The wavelengths of low frequency radio are in the order of metres to kilometres. Signals at wavelengths of this order are subject to a lot less attenuation in the atmosphere since the stuff in air (dust, moisture, air movement due to thermals and wind etc) impact much less on a signal whose wavelength (the distance from peak to peak in the signal) is so large.

They are also subject to the effects of ground wave which means that the signal can follow the Earths' curvature and therefore travel way beyond the normal line of sight, up to a thousand miles or more.

They are also subject to ionospheric refraction or "sky wave".

The effects of the latter two depend a lot on night or day, sunspot activity, weather and so on but safe to say that sufficiently powerful signals ( a couple of kilowatts or so which is relatively small) in these ranges will be receivable over hundreds of miles and sometimes over a thousand miles.

The other frequencies look like 4 VHF and one UHF. I'm sorry. I have no idea what these are. My guess is that they are for tower, area etc in some order dictated by the plate legend.

  • $\begingroup$ At 257 kHz, the wave length is about 1167 meters. 3 MHz gets you 100 meters wavelength, which is the lower bound of the short wave (technically, HF) range. Aviation VHF has wavelengths around 2.5 meters (for example, 122 MHz = 2.46 meters). $\endgroup$
    – user
    Commented Sep 21, 2016 at 19:50
  • $\begingroup$ I would guess the 4 + 1 voice frequencies are the ones monitored by Joliet Radio. $\endgroup$
    – rheitzman
    Commented Sep 21, 2016 at 23:10

This article may answer most of your questions

...That system expanded to 68 stations, spaced approximately 200 miles apart, by mid-1933...
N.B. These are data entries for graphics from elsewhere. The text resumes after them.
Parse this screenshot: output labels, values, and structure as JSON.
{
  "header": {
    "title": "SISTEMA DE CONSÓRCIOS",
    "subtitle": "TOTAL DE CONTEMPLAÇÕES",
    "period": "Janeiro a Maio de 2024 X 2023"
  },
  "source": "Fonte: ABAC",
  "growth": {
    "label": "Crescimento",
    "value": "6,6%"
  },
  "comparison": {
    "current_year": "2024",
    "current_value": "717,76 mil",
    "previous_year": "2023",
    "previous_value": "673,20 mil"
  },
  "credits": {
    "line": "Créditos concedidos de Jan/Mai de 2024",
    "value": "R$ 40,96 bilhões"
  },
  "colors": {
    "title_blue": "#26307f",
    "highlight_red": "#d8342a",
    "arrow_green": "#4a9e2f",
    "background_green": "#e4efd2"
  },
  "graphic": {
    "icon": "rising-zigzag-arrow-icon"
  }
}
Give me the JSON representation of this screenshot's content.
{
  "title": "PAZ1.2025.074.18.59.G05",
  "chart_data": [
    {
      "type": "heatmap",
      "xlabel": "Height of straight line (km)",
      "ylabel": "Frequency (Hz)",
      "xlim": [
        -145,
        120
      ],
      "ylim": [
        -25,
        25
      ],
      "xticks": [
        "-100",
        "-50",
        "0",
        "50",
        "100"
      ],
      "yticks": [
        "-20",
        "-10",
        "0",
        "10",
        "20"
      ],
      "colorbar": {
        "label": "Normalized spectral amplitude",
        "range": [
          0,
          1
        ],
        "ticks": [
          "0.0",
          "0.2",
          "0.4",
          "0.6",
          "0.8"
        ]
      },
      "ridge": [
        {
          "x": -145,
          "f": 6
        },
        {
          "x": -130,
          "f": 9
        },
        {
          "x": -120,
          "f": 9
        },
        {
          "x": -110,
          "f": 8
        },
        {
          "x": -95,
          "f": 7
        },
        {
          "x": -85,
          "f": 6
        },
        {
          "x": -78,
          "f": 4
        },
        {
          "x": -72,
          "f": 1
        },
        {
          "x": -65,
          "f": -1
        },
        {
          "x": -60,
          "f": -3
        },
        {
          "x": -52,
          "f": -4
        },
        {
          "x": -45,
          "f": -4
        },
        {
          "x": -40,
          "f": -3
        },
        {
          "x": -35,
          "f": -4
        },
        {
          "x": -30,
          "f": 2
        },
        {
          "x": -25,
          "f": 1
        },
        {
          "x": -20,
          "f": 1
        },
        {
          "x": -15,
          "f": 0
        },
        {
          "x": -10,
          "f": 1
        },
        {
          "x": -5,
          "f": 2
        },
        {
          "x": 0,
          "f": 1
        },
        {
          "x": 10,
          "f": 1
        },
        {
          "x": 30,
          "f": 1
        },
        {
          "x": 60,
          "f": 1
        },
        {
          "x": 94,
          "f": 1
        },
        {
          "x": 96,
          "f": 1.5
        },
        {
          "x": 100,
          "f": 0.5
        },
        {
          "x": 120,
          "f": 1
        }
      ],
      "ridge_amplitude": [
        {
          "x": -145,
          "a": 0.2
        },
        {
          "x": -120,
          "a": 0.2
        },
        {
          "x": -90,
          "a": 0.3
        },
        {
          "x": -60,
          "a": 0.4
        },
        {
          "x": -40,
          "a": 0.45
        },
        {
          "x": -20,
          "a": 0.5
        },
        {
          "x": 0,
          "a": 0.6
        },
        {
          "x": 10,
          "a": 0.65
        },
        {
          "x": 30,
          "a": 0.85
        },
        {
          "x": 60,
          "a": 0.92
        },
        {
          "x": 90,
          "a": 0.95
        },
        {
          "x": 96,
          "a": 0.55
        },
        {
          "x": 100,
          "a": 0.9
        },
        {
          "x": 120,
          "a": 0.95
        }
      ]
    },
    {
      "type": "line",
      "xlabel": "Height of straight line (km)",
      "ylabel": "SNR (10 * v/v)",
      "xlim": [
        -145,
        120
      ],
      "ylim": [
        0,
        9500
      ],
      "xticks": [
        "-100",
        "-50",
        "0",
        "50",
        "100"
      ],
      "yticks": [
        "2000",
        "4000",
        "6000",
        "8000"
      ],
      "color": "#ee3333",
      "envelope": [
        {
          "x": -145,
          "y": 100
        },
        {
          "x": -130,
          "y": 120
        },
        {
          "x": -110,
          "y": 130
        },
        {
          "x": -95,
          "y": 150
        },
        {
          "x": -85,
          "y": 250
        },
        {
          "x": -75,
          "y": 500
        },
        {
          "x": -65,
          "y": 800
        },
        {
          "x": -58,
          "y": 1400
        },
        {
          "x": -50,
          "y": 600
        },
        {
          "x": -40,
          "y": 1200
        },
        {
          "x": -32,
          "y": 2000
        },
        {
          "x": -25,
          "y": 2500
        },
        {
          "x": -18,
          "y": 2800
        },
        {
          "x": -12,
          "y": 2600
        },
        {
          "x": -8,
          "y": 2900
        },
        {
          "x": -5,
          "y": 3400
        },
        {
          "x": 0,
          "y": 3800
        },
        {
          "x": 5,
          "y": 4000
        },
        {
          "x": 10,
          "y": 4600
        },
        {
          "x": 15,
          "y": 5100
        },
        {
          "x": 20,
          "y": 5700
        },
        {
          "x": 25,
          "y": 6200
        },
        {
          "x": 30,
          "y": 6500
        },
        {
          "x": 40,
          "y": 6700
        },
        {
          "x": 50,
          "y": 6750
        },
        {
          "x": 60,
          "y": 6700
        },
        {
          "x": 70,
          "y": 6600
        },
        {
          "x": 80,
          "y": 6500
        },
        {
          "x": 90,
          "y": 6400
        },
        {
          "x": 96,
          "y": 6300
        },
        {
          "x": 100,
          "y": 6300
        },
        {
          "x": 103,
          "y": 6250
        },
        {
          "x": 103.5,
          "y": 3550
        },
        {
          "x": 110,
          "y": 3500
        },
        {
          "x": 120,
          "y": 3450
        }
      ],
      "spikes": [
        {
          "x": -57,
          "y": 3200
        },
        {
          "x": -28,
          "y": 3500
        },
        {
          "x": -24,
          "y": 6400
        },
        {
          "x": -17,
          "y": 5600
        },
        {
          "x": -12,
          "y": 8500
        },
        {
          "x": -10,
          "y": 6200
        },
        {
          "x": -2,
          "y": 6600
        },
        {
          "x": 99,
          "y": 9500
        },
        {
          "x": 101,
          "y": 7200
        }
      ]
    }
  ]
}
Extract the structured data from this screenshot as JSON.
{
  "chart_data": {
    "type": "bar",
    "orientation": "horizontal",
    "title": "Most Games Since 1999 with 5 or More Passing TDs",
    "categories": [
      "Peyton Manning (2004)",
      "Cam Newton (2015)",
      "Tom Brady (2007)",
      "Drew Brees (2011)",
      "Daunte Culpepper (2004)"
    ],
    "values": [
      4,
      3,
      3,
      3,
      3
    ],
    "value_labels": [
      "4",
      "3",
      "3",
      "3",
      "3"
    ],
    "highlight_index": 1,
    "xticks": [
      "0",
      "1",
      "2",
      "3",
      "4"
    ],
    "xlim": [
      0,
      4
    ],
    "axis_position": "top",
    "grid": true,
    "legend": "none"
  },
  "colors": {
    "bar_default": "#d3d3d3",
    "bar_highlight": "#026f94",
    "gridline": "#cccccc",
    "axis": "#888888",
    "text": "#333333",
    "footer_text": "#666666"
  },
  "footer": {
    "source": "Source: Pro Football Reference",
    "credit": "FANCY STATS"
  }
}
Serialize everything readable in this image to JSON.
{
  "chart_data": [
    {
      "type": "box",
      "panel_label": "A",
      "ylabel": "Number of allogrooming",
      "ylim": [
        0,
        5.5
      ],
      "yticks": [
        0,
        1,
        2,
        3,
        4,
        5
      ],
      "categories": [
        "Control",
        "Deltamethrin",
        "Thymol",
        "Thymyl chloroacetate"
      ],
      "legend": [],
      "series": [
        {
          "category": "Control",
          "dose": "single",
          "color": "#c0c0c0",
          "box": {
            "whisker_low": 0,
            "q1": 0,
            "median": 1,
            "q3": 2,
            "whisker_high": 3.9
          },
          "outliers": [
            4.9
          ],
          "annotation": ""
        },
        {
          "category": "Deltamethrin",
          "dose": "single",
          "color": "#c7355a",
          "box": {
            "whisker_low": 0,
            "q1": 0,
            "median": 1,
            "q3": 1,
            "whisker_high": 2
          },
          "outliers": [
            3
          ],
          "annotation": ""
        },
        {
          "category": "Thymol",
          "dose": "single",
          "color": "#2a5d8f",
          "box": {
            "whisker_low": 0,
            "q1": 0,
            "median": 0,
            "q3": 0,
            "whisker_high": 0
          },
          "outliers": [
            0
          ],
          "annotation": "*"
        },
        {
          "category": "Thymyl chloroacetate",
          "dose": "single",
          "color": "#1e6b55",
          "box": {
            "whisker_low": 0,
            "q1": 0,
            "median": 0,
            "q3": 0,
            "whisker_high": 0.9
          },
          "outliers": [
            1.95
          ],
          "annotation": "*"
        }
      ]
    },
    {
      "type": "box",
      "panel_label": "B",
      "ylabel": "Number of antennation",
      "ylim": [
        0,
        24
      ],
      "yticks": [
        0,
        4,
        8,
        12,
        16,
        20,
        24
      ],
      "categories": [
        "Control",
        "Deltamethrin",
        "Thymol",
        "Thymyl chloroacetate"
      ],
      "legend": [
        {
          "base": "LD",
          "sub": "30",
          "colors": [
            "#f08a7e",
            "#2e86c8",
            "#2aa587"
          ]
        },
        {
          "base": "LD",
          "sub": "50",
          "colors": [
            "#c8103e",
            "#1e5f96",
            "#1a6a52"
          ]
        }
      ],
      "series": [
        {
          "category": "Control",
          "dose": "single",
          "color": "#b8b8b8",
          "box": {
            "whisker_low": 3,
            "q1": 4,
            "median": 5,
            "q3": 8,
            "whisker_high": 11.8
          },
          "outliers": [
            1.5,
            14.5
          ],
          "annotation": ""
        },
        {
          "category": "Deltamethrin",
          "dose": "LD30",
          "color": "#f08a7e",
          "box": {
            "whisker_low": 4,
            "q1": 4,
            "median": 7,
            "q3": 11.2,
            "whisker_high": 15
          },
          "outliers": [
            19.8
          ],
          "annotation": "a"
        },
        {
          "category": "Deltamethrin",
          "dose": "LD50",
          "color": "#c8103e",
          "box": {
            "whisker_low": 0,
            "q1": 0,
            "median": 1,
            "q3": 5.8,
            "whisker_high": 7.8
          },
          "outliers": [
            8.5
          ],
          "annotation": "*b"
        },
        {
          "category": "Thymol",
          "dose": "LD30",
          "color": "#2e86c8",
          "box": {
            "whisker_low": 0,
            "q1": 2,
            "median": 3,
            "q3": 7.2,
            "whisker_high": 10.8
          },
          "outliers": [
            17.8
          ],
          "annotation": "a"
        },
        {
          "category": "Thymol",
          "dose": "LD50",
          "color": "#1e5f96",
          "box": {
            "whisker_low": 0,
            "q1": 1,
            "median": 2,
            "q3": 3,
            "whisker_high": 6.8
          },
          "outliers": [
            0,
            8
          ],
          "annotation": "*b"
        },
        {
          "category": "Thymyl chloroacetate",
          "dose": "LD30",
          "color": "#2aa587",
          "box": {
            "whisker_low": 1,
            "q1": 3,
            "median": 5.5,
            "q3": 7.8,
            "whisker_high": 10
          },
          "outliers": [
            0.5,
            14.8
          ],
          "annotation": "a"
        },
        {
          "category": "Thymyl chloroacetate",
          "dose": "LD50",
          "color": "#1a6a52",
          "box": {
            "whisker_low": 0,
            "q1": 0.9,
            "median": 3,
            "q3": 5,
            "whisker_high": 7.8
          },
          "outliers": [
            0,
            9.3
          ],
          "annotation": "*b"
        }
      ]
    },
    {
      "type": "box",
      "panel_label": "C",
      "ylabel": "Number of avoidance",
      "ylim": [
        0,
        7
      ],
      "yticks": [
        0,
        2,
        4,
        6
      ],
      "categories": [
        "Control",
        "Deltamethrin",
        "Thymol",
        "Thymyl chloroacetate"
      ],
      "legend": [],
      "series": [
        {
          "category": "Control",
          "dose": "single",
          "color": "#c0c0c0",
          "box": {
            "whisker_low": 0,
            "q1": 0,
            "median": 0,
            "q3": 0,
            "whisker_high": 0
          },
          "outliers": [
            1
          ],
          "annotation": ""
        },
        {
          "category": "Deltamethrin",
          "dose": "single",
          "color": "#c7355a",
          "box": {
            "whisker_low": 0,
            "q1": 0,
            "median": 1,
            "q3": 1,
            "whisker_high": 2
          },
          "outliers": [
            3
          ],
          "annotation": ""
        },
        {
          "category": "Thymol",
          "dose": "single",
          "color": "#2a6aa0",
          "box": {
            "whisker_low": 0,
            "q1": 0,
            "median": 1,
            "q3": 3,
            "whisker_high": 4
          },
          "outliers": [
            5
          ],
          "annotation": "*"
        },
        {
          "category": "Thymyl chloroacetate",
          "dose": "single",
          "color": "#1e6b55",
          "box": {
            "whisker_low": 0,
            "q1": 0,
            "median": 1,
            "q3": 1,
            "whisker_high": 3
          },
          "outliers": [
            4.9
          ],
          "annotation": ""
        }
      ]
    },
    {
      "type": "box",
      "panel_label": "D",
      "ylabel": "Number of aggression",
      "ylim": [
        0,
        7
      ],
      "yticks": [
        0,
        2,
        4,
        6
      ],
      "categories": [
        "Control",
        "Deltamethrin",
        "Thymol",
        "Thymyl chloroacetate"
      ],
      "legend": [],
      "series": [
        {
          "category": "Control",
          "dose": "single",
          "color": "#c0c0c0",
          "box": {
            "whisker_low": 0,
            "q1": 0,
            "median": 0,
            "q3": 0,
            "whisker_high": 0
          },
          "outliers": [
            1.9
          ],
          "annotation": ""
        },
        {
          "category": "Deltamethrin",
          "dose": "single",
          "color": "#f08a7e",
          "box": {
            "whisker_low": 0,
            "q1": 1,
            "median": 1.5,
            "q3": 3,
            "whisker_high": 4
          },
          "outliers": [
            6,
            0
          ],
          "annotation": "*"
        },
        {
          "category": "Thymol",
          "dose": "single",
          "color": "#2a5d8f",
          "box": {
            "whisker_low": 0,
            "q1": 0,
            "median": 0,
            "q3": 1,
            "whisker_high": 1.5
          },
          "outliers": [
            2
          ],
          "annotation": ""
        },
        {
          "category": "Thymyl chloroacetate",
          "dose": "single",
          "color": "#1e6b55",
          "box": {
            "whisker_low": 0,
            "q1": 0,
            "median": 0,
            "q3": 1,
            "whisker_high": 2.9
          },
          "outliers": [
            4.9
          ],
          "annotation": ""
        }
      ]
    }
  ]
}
Would imply that at the time they worked out to at least 100 miles (you want the stations ranges to at least touch so you can transition from one to the other). Chances are the true distance was greater than that and there was overlap. Of course altitude would play into the range, and many articles talk about how much of a factor weather was in both signal quality and reliability.

Its also worth noting that radio technology came a long way during the time much of this was being rolled out. Its more than likely the range changed over the life of its implementation as the knowledge around high power amplifiers grew.

This article from APOA pretty much states it,

An advantage of range flying was that it required only an inexpensive, low/medium-frequency receiver with a 200- to 400-kHz band. Although L/MF navigation was not subject to line-of-sight restrictions, reception range was limited by station power.

As for those frequency numbers on the plate they are most likely not the AM frequencies. First off the system sat in the 200-400KkHz band so 257 may be the AM channel for an old NDB and 255.4 may have been another frequency used for something. The LF stations were notated on the charts differently (you can see an example here). Interestingly enough the Joliet Radio VOR now lives on 112.3 and is no longer 114.4.

You should also note that this plate is marked CAA (Civil Aviation Authority) which predates the modern FAA. I cant find any info on how to read their approach plates, but if you can find some old instructional material or a pilot old enough to remember you may find out what those frequencies are.